On the part of MS, active actions were not taken, and the company refuses to comment on the situation. Yes, Microsoft has released several updates to Active Directory over the years that partially address the problem of domain name collisions, but they have a number of problems. The company also released recommendations on setting up internal domain names, recommendations on second-level domain ownership to avoid collisions, and other tutorials that are usually not read.

But the most important thing lies in the updates. First, to apply them, you must completely put the company's intranet. Secondly, some applications after such updates may start to work more slowly, incorrectly, or stop working altogether. It is clear that most companies with a built-in corporate network over a short distance will not take such risks. In addition, many of them do not even realize the full scale of the threat, which is fraught with a redirect of everything and everyone to corp.com when moving the machine outside the internal network.

Maximum irony is reached when you view Schmidt's report on domain name collision research. So, according to his data, some requests to corp.com come from Microsoft's own intranet.

The domain corp.com is for sale. It is dangerous for hundreds of thousands of corporate computers running Windows.

And what will happen next?

It would seem that the solution to this situation lies on the surface and was described at the beginning of the article: let Microsoft buy his domain from Mike and ban him somewhere in a back closet forever.

But not everything is so simple. Microsoft offered O'Connor to buy his toxic domain for companies around the world a few years ago. That's just the giant offered only $20 for closing such a hole in its own networks.

Now the domain is being offered for $1,7 million.
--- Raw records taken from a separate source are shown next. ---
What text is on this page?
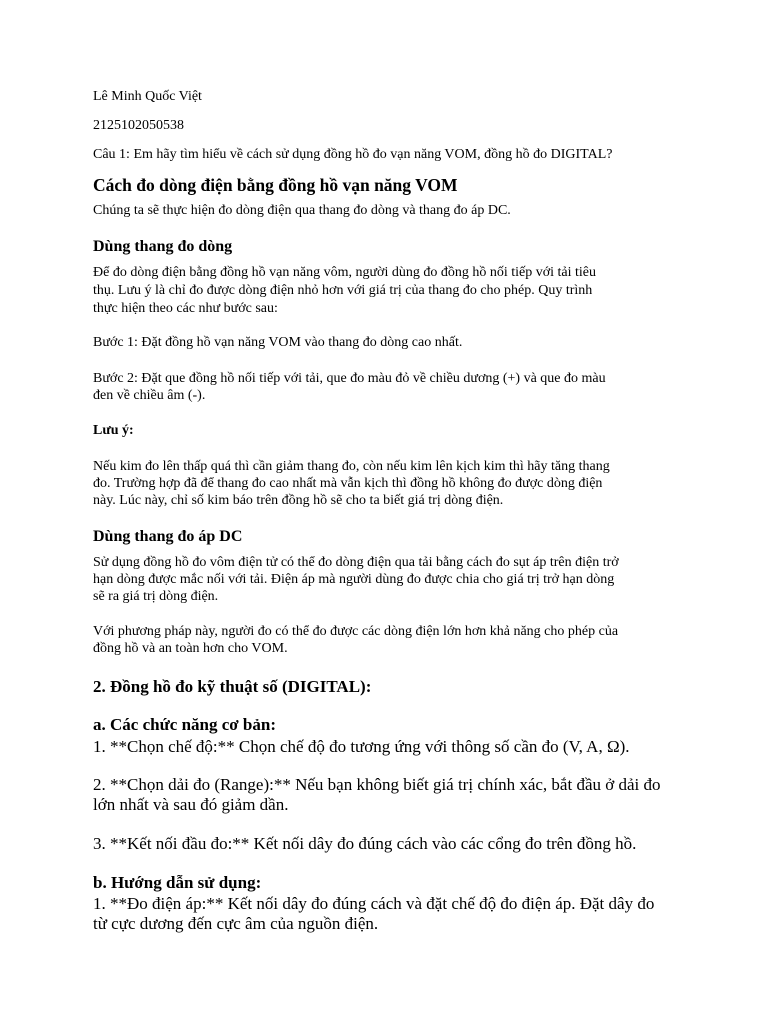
Lê Minh Quốc Việt

2125102050538

Câu 1: Em hãy tìm hiểu về cách sử dụng đồng hồ đo vạn năng VOM, đồng hồ đo DIGITAL?

Cách đo dòng điện bằng đồng hồ vạn năng VOM

Chúng ta sẽ thực hiện đo dòng điện qua thang đo dòng và thang đo áp DC.

Dùng thang đo dòng

Để đo dòng điện bằng đồng hồ vạn năng vôm, người dùng đo đồng hồ nối tiếp với tải tiêu

thụ. Lưu ý là chỉ đo được dòng điện nhỏ hơn với giá trị của thang đo cho phép. Quy trình

thực hiện theo các như bước sau:

Bước 1: Đặt đồng hồ vạn năng VOM vào thang đo dòng cao nhất.

Bước 2: Đặt que đồng hồ nối tiếp với tải, que đo màu đỏ về chiều dương (+) và que đo màu

đen về chiều âm (-).

Lưu ý:

Nếu kim đo lên thấp quá thì cần giảm thang đo, còn nếu kim lên kịch kim thì hãy tăng thang

đo. Trường hợp đã để thang đo cao nhất mà vẫn kịch thì đồng hồ không đo được dòng điện

này. Lúc này, chỉ số kim báo trên đồng hồ sẽ cho ta biết giá trị dòng điện.

Dùng thang đo áp DC

Sử dụng đồng hồ đo vôm điện tử có thể đo dòng điện qua tải bằng cách đo sụt áp trên điện trở

hạn dòng được mắc nối với tải. Điện áp mà người dùng đo được chia cho giá trị trở hạn dòng

sẽ ra giá trị dòng điện.

Với phương pháp này, người đo có thể đo được các dòng điện lớn hơn khả năng cho phép của

đồng hồ và an toàn hơn cho VOM.

2. Đồng hồ đo kỹ thuật số (DIGITAL):

a. Các chức năng cơ bản:

1. **Chọn chế độ:** Chọn chế độ đo tương ứng với thông số cần đo (V, A, Ω).

2. **Chọn dải đo (Range):** Nếu bạn không biết giá trị chính xác, bắt đầu ở dải đo

lớn nhất và sau đó giảm dần.

3. **Kết nối đầu đo:** Kết nối dây đo đúng cách vào các cổng đo trên đồng hồ.

b. Hướng dẫn sử dụng:

1. **Đo điện áp:** Kết nối dây đo đúng cách và đặt chế độ đo điện áp. Đặt dây đo

từ cực dương đến cực âm của nguồn điện.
And even if Microsoft decides to buy it out at the last moment, will they manage to do it?

The domain corp.com is for sale. It is dangerous for hundreds of thousands of corporate computers running Windows.

Only registered users can participate in the survey. Sign in, you are welcome.
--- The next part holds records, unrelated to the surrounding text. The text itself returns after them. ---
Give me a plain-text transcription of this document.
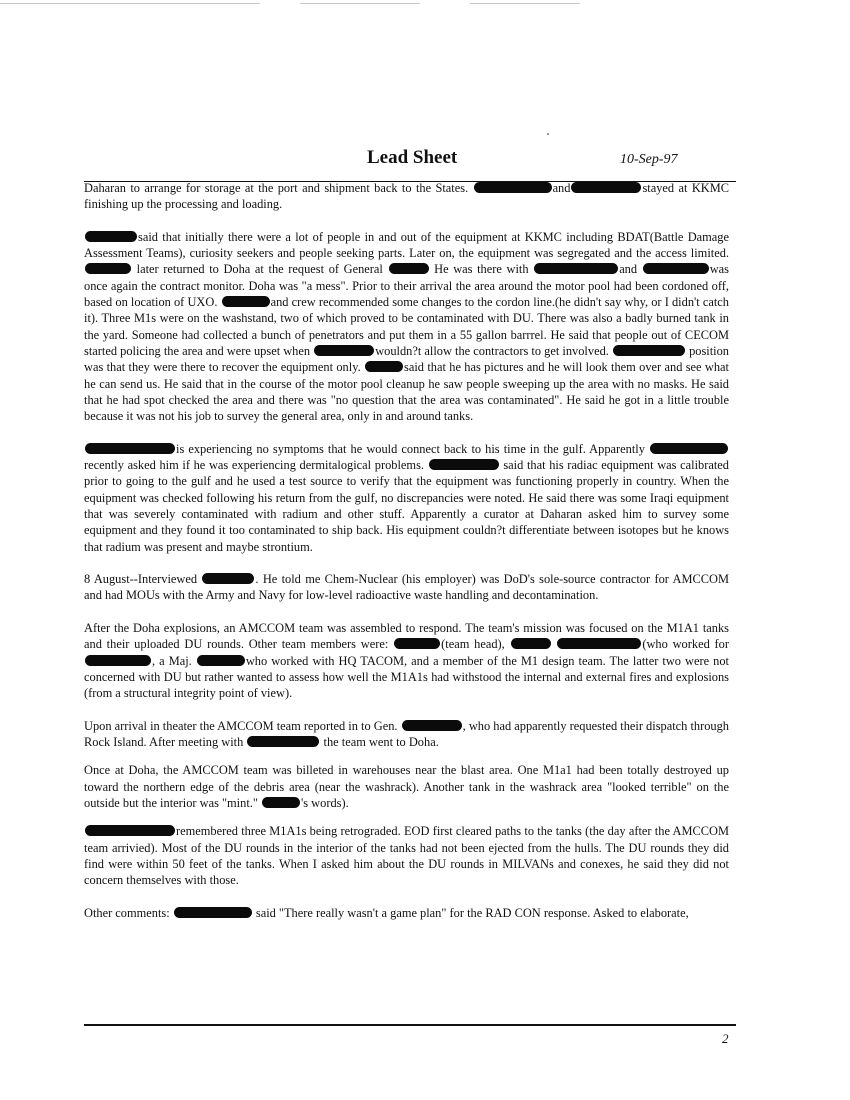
Lead Sheet	10-Sep-97

Daharan to arrange for storage at the port and shipment back to the States.	and	stayed at KKMC finishing up the processing and loading.

said that initially there were a lot of people in and out of the equipment at KKMC including BDAT(Battle Damage Assessment Teams), curiosity seekers and people seeking parts. Later on, the equipment was segregated and the access limited.  later returned to Doha at the request of General	He was there with	and	was once again the contract monitor. Doha was "a mess". Prior to their arrival the area around the motor pool had been cordoned off, based on location of UXO.	and crew recommended some changes to the cordon line.(he didn't say why, or I didn't catch it). Three M1s were on the washstand, two of which proved to be contaminated with DU. There was also a badly burned tank in the yard. Someone had collected a bunch of penetrators and put them in a 55 gallon barrrel. He said that people out of CECOM started policing the area and were upset when	wouldn?t allow the contractors to get involved.	position was that they were there to recover the equipment only.	said that he has pictures and he will look them over and see what he can send us. He said that in the course of the motor pool cleanup he saw people sweeping up the area with no masks. He said that he had spot checked the area and there was "no question that the area was contaminated". He said he got in a little trouble because it was not his job to survey the general area, only in and around tanks.

is experiencing no symptoms that he would connect back to his time in the gulf. Apparently  recently asked him if he was experiencing dermitalogical problems.	said that his radiac equipment was calibrated prior to going to the gulf and he used a test source to verify that the equipment was functioning properly in country. When the equipment was checked following his return from the gulf, no discrepancies were noted. He said there was some Iraqi equipment that was severely contaminated with radium and other stuff. Apparently a curator at Daharan asked him to survey some equipment and they found it too contaminated to ship back. His equipment couldn?t differentiate between isotopes but he knows that radium was present and maybe strontium.

8 August--Interviewed	. He told me Chem-Nuclear (his employer) was DoD's sole-source contractor for AMCCOM and had MOUs with the Army and Navy for low-level radioactive waste handling and decontamination.

After the Doha explosions, an AMCCOM team was assembled to respond. The team's mission was focused on the M1A1 tanks and their uploaded DU rounds. Other team members were:	(team head),	(who worked for , a Maj.	who worked with HQ TACOM, and a member of the M1 design team. The latter two were not concerned with DU but rather wanted to assess how well the M1A1s had withstood the internal and external fires and explosions (from a structural integrity point of view).

Upon arrival in theater the AMCCOM team reported in to Gen.	, who had apparently requested their dispatch through Rock Island. After meeting with	the team went to Doha.

Once at Doha, the AMCCOM team was billeted in warehouses near the blast area. One M1a1 had been totally destroyed up toward the northern edge of the debris area (near the washrack). Another tank in the washrack area "looked terrible" on the outside but the interior was "mint."	's words).

remembered three M1A1s being retrograded. EOD first cleared paths to the tanks (the day after the AMCCOM team arrivied). Most of the DU rounds in the interior of the tanks had not been ejected from the hulls. The DU rounds they did find were within 50 feet of the tanks. When I asked him about the DU rounds in MILVANs and conexes, he said they did not concern themselves with those.

Other comments:	said "There really wasn't a game plan" for the RAD CON response. Asked to elaborate,

2
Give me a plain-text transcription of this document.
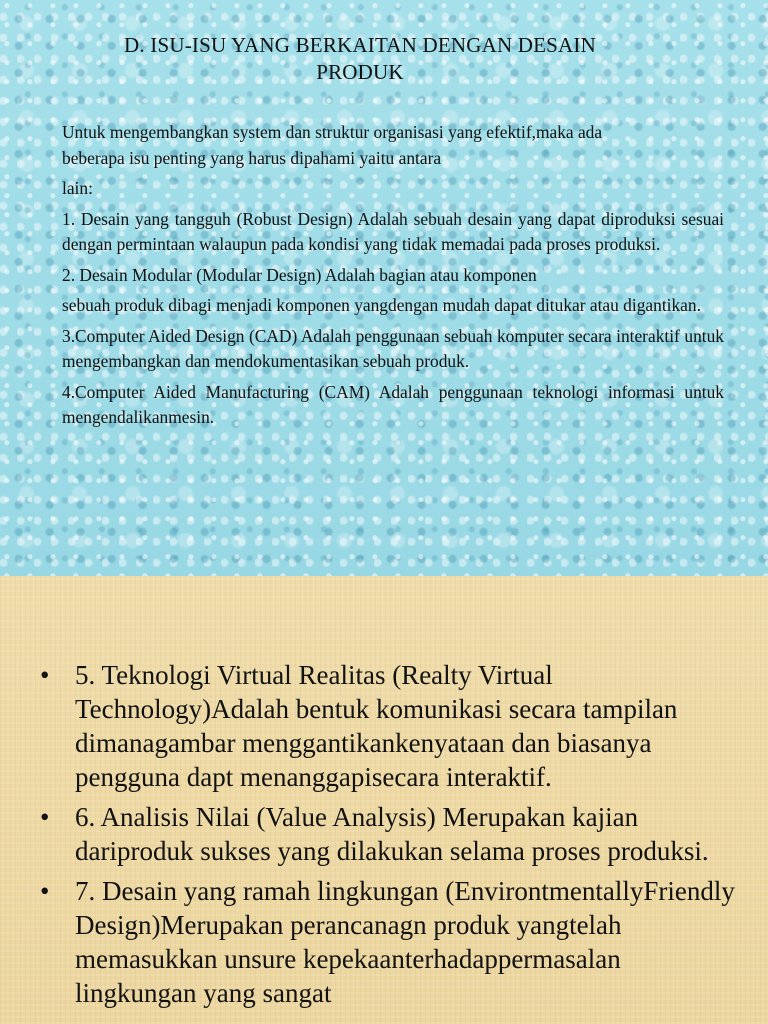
D. ISU-ISU YANG BERKAITAN DENGAN DESAIN
PRODUK

Untuk mengembangkan system dan struktur organisasi yang efektif,maka ada beberapa isu penting yang harus dipahami yaitu antara

lain:

1. Desain yang tangguh (Robust Design) Adalah sebuah desain yang dapat diproduksi sesuai dengan permintaan walaupun pada kondisi yang tidak memadai pada proses produksi.

2. Desain Modular (Modular Design) Adalah bagian atau komponen

sebuah produk dibagi menjadi komponen yangdengan mudah dapat ditukar atau digantikan.

3.Computer Aided Design (CAD) Adalah penggunaan sebuah komputer secara interaktif untuk mengembangkan dan mendokumentasikan sebuah produk.

4.Computer Aided Manufacturing (CAM) Adalah penggunaan teknologi informasi untuk mengendalikanmesin.

• 5. Teknologi Virtual Realitas (Realty Virtual Technology)Adalah bentuk komunikasi secara tampilan dimanagambar menggantikankenyataan dan biasanya pengguna dapt menanggapisecara interaktif.
• 6. Analisis Nilai (Value Analysis) Merupakan kajian dariproduk sukses yang dilakukan selama proses produksi.
• 7. Desain yang ramah lingkungan (EnvirontmentallyFriendly Design)Merupakan perancanagn produk yangtelah memasukkan unsure kepekaanterhadappermasalan lingkungan yang sangat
What would you do if you were O'Connor?

  • 59,6%Let Microsoft buy the domain for $1,7 million, or someone else will buy it.501

  • 3,4%I would sell for $20, I don't want to go down in history as the person who leaked such a domain to who knows.29

  • 3,3%I would bury it myself forever if Microsoft can't make the right decision.28

  • 21,2%I would specifically sell the domain to hackers on the condition that they destroy Microsoft's reputation in the corporate environment. They have known about the problem since 1997!178

  • 12,4%I would raise a botnet + mail server myself and begin to decide the fate of the world.104

840 users voted. 131 user abstained.